Here, Brown flexes his pecs (and his plastic shield) in the iconic blue suit as he takes on purse snatchers and the faceless goons of bad guy Christopher Lee. Yes, that’s right! Christopher Lee! Sadly, Lee is handed the sort of thankless, generic character and dialogue he could have played in his sleep. The cast is rounded out with some familiar faces from TV and Bond girl Lana ‘sister of Natalie’ Wood, who played Plenty O’Toole in ‘Diamonds Are Forever’ (1971).
So what’s Lee up to that catches the Captain’s attention? Well, he’s kidnaped this top biologist with the idea of using his anti-ageing research — in reverse! He tests the resulting gas on the generic small town where the husbandless Wood lives with her young son and his pet mutt. The kid desperately needs a father figure of course, making for the readymade white bread family unit so beloved of uninspired scriptwriters and TV executives everywhere (but especially in America).
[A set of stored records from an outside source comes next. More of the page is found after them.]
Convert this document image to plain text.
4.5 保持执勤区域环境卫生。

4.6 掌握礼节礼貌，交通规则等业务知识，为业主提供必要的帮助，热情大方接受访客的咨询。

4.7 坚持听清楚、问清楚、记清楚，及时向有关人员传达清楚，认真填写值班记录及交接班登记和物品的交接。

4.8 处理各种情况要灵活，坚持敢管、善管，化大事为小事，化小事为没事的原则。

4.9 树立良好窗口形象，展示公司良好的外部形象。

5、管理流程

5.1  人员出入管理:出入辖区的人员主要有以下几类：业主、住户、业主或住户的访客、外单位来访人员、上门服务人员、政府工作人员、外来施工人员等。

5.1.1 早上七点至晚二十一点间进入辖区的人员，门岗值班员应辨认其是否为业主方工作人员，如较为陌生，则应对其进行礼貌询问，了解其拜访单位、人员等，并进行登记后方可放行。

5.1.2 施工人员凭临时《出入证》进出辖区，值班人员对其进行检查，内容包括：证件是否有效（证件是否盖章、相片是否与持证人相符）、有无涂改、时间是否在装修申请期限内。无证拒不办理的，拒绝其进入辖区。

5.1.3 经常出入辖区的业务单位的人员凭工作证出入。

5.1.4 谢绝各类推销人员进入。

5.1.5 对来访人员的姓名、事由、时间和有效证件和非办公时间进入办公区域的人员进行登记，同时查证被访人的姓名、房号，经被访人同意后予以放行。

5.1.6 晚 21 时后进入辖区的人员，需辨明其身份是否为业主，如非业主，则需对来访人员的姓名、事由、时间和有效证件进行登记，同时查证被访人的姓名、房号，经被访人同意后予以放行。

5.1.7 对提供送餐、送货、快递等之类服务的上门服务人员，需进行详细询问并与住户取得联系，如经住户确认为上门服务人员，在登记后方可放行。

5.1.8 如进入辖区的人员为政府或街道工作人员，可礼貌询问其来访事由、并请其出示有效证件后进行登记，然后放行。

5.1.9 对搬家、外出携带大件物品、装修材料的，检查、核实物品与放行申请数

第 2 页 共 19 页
The Cap rides about on his custom bike, does some oil painting (he’s a sensitive soul, really), throws a few thugs into cardboard boxes, and jumps off not-that-high buildings in slow-mo a bit like ‘The Six Million Dollar Man’, which this whole enterprise is obviously trying so hard to be.
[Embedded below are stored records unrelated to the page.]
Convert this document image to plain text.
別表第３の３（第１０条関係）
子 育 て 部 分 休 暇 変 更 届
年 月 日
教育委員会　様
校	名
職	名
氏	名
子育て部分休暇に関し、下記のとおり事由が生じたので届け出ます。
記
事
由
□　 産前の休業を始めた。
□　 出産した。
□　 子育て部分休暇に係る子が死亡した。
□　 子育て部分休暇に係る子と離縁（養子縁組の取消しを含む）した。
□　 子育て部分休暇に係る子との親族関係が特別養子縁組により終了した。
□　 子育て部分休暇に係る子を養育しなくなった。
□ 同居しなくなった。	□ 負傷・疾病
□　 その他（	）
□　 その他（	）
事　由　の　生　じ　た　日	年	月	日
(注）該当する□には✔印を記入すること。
Once Lee starts blackmailing world governments from his secret prison HQ (it’s just a couple of ordinary rooms in an ordinary prison), you might reasonably expect the story to escalate a little, but no, Brown is still left on his own to take on the villainous hordes (actually just Lee himself and about 4 guys from ‘Rent-a-Goon’). Pretty scientist Connie Selleca (mostly remembered for the TV soap/show ‘Hotel’) is trying to formulate an antidote back at home base, but not having a lot of luck. Now, l’m not saying that attractive, young brunettes can’t be top scientists, but you’d think the government would have teams of experts working at the problem, given the level of threat involved. When Selleca comes up with an antidote, she tries it on herself of course, exhibiting a thorough knowledge of sound scientific and medical procedure.
As you’ll have gathered by now, this is very weak and mediocre in every single department. Stunts and action sequences are at a premium, probably because there was no more budget than for a couple of television episodes. The only real notable performance comes from Lee, of course, but even he can’t do much with this, and the producers quite sensibly decided to keep his involvement fairly minimal! To be fair, though, he was probably only available for a couple of days filming, and would hardly have been inspired to his best work by the flimsy, lifeless script.
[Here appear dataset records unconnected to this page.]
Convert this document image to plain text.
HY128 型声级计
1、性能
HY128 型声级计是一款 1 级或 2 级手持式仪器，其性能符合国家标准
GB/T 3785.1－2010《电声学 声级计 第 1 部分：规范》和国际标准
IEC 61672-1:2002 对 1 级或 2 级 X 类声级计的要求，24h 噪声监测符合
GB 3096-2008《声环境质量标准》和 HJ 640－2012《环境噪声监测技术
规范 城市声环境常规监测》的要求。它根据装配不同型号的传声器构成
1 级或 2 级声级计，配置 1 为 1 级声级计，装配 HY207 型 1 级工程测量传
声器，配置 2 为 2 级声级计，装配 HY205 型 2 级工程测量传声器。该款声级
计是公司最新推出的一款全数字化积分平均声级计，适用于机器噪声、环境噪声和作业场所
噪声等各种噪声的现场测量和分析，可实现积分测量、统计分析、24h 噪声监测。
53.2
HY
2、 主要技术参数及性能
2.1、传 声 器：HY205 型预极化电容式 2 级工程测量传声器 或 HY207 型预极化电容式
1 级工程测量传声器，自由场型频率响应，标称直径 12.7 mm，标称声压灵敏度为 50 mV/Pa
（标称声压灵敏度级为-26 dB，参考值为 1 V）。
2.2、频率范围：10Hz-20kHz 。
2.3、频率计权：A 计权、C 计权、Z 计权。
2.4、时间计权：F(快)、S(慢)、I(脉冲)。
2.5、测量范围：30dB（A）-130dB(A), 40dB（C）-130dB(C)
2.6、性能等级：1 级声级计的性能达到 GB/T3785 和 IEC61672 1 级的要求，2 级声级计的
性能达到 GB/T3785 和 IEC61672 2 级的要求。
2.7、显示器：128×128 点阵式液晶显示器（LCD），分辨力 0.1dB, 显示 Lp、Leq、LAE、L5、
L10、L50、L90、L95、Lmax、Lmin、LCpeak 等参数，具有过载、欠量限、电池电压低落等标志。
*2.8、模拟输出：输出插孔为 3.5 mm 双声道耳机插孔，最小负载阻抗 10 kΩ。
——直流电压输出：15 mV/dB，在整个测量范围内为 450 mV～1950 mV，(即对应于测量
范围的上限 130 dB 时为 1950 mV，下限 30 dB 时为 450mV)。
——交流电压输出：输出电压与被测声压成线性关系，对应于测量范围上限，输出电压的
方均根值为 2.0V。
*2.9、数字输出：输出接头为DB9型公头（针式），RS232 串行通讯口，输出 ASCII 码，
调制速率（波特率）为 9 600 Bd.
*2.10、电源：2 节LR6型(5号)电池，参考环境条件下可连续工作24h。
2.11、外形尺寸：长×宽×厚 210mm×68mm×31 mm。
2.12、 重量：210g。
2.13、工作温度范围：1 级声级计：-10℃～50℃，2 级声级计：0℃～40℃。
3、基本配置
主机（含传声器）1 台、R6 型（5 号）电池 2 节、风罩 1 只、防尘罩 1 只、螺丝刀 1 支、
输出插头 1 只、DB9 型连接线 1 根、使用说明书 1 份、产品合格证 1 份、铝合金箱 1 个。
The global success of ‘The Six Million Dollar Man’ meant that American TV spent an awful lot of time trying to recreate it with various ‘Ordinary Joes’ acquiring ‘special powers’ of one sort or another and going to work for ‘secret government agencies’. Foreign spies never stood a chance! A few of these pilots actually did make it to a series. There was Ben Murphy turning invisible with his digital watch as the ‘Gemini l\/Ian’ and Patrick Duffy getting all wrinkly after spending too much time in the shower as ‘The Man From Atlantis.’ He seemed to have a bit of a thing for showers, that man.
At least the good Captain got two bites of the cherry at a series but, alas, no one was very impressed.